JUBA, South Sudan
Escalating intercommunal clashes in South Sudan are causing immense harm to civilians and risk pulling organized armed groups into conflicts that could unravel the peace agreement, a UN official said.
In a statement, David Shearer, UN’s special representative of the secretary general, said between January and May this year, the UN Mission in South Sudan (UNMISS) recorded 415 violent incidents between communities, up from 129 during the same period in 2018.
Shearer said although the fighting between political parties has significantly reduced as factions broadly respect the cease-fire, the scope and intensity of the current outbreak of intercommunal violence could threaten this fragile peace.
“Hundreds of people have been killed or injured, women and children abducted, cattle stolen, homes burnt to the ground and thousands forced to flee to escape the violence,” he said.
“Tensions remain very high and we urge the groups to lay down their weapons and come together to reconcile.”

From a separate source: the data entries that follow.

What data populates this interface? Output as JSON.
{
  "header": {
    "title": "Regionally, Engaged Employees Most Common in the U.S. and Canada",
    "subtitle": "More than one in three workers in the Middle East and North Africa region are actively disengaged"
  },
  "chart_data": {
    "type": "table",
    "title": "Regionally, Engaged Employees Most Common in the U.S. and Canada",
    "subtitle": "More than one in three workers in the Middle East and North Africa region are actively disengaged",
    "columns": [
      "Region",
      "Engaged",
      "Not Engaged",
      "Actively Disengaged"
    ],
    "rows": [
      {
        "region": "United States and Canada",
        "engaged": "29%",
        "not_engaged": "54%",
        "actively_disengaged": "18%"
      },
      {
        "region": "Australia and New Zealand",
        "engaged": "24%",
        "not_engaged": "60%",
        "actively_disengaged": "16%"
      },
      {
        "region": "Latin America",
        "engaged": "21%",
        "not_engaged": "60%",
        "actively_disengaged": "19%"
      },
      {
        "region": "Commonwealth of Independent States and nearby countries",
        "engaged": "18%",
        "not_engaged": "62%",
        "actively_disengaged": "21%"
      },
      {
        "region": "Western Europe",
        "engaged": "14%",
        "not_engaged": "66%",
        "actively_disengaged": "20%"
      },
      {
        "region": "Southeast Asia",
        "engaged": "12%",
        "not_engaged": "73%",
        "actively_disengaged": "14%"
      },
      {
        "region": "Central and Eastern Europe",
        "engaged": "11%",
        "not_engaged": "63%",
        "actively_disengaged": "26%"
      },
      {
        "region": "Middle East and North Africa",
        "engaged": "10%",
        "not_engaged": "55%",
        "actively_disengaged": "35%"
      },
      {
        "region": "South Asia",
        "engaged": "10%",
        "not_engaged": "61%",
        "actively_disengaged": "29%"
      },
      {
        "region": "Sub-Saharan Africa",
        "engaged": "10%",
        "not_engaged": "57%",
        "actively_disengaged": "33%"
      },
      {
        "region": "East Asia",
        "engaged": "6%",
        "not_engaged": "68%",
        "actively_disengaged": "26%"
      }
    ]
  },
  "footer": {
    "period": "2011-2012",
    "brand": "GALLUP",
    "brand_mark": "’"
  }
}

According to Shearer, despite the COVID-19 challenges, UNMISS has carried out several peacekeeping patrols to the affected areas to deter violence and is engaging with key leaders to calm tensions and promote peace.
He said in Central Equatoria state, clashes are continuing between the National Salvation Front, government and opposition forces that have resulted in the death and displacement of civilians, rape and sexual violence against women and girls, and the destruction of property.
“Much of the lawlessness and seizing of resources by armed groups stems from an absence of authority because political parties have failed to agree on the appointment of governors and local authorities in the 10 states,” he added.